We have a situation where we have multiple columns say Employee Id , Employee Name,Department,Vertical,Floor etc.
What we want that that instead of Department,Vertical,Floor etc. we have id's for the same and the details of these fields will in a different table.
Through which component we can assign id's to Department,Vertical,Floor etc.?
1 , Test1 , HR , BFS , 2nd Floor
2 , Test2 , Finance , Healthcare , 3rd Floor
We want like
1 , Test1 , 1 , 1 , 2
2 , Test2 , 2 , 3 , 3
and different tables for the 3 fields .For reference as below :
Department Id Department Name
Here is my proposal for your case:
I replace CSV file by tFixedFlowInput for the test with fixed values.
Here is the configuration for this component:
1st step, I used a tMap to separate the values for fields Department, Vertical and Floor:
After the values has been separated, I get unique values using the tUniqRow and then and a sequence number for each values of each field and the result is stored into 3 separated tables (tHashOutput). Here is the first tMap, other components for this step are quite simples:
Be careful for the 2 others tMap to change the sequence name (for example use "v" for Vertical and "f" for "Floor").

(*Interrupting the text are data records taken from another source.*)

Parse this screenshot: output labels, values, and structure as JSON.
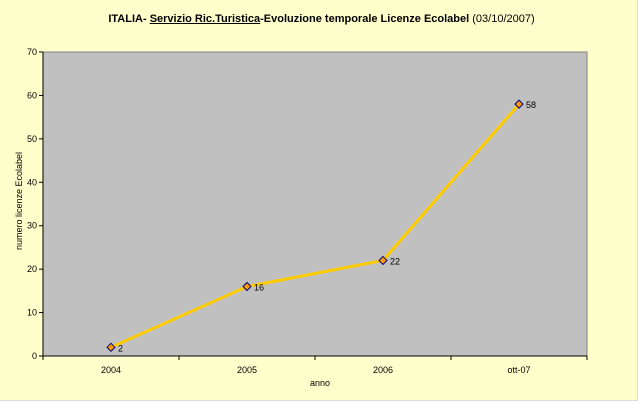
{
  "title": {
    "part1": "ITALIA- ",
    "part2": "Servizio Ric.Turistica",
    "part3": "-Evoluzione temporale Licenze Ecolabel",
    "part4": " (03/10/2007)"
  },
  "chart_data": {
    "type": "line",
    "title": "ITALIA- Servizio Ric.Turistica-Evoluzione temporale Licenze Ecolabel (03/10/2007)",
    "xlabel": "anno",
    "ylabel": "numero licenze Ecolabel",
    "categories": [
      "2004",
      "2005",
      "2006",
      "ott-07"
    ],
    "series": [
      {
        "values": [
          2,
          16,
          22,
          58
        ],
        "data_labels": [
          "2",
          "16",
          "22",
          "58"
        ]
      }
    ],
    "ylim": [
      0,
      70
    ],
    "yticks": [
      0,
      10,
      20,
      30,
      40,
      50,
      60,
      70
    ],
    "grid": false,
    "legend": "none",
    "colors": {
      "background": "#FFFFCC",
      "plot_area": "#C0C0C0",
      "line": "#FFCC00",
      "marker_fill": "#FF9900",
      "marker_border": "#000080"
    }
  }
}
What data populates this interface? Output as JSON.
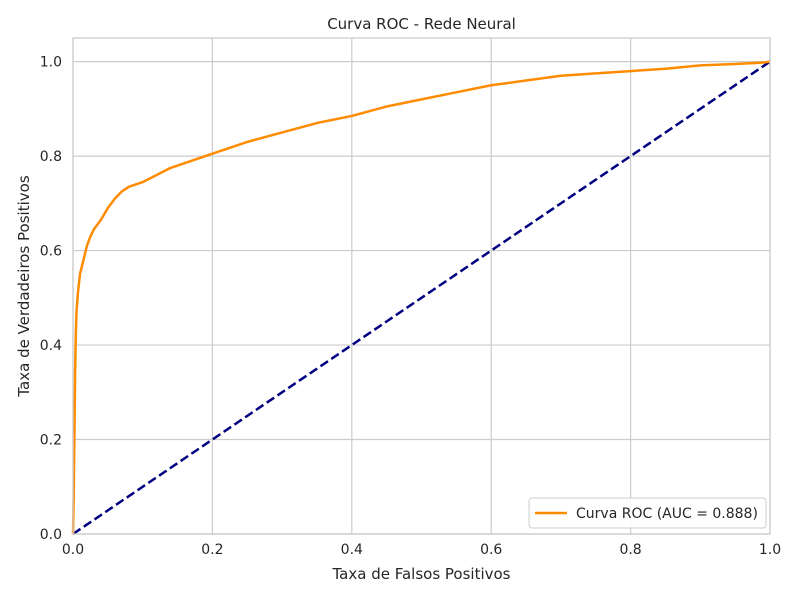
{
  "chart_data": {
    "type": "line",
    "title": "Curva ROC - Rede Neural",
    "xlabel": "Taxa de Falsos Positivos",
    "ylabel": "Taxa de Verdadeiros Positivos",
    "xlim": [
      0.0,
      1.0
    ],
    "ylim": [
      0.0,
      1.05
    ],
    "xticks": [
      "0.0",
      "0.2",
      "0.4",
      "0.6",
      "0.8",
      "1.0"
    ],
    "yticks": [
      "0.0",
      "0.2",
      "0.4",
      "0.6",
      "0.8",
      "1.0"
    ],
    "grid": true,
    "legend_position": "lower-right",
    "series": [
      {
        "name": "Curva ROC (AUC = 0.888)",
        "color": "#ff8c00",
        "style": "solid",
        "x": [
          0.0,
          0.001,
          0.002,
          0.003,
          0.004,
          0.005,
          0.007,
          0.01,
          0.015,
          0.02,
          0.025,
          0.03,
          0.04,
          0.05,
          0.06,
          0.07,
          0.08,
          0.1,
          0.12,
          0.14,
          0.16,
          0.2,
          0.25,
          0.3,
          0.35,
          0.4,
          0.45,
          0.5,
          0.55,
          0.6,
          0.65,
          0.7,
          0.75,
          0.8,
          0.85,
          0.9,
          0.95,
          0.99,
          1.0
        ],
        "y": [
          0.0,
          0.08,
          0.2,
          0.34,
          0.42,
          0.47,
          0.51,
          0.55,
          0.58,
          0.61,
          0.63,
          0.645,
          0.665,
          0.69,
          0.71,
          0.725,
          0.735,
          0.745,
          0.76,
          0.775,
          0.785,
          0.805,
          0.83,
          0.85,
          0.87,
          0.885,
          0.905,
          0.92,
          0.935,
          0.95,
          0.96,
          0.97,
          0.975,
          0.98,
          0.985,
          0.992,
          0.995,
          0.998,
          1.0
        ]
      },
      {
        "color": "#000080",
        "style": "dashed",
        "x": [
          0.0,
          1.0
        ],
        "y": [
          0.0,
          1.0
        ]
      }
    ]
  }
}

Now we got our 3 separated tables, so we can start with the 2nd subjob to replace names by id for the 3 fields.
For that I use again the same tFixedFlowInput as for 1st subjob (change for a delimited file if you prefer).
The content goes to tMap as the main flow and the 3 tables (tHashInput) are used as lookups.
Here is the tMap with 3 inner join based on the names to get the ids:
You just have the 1st inner join on the capture but the 2 others are the same (except they use Vertical and Floor field instead of Department).
Be careful to declare all ids as integer (as they come from the sequences).
Finally, the result goes to the console using tLogRow:
Hope this helps.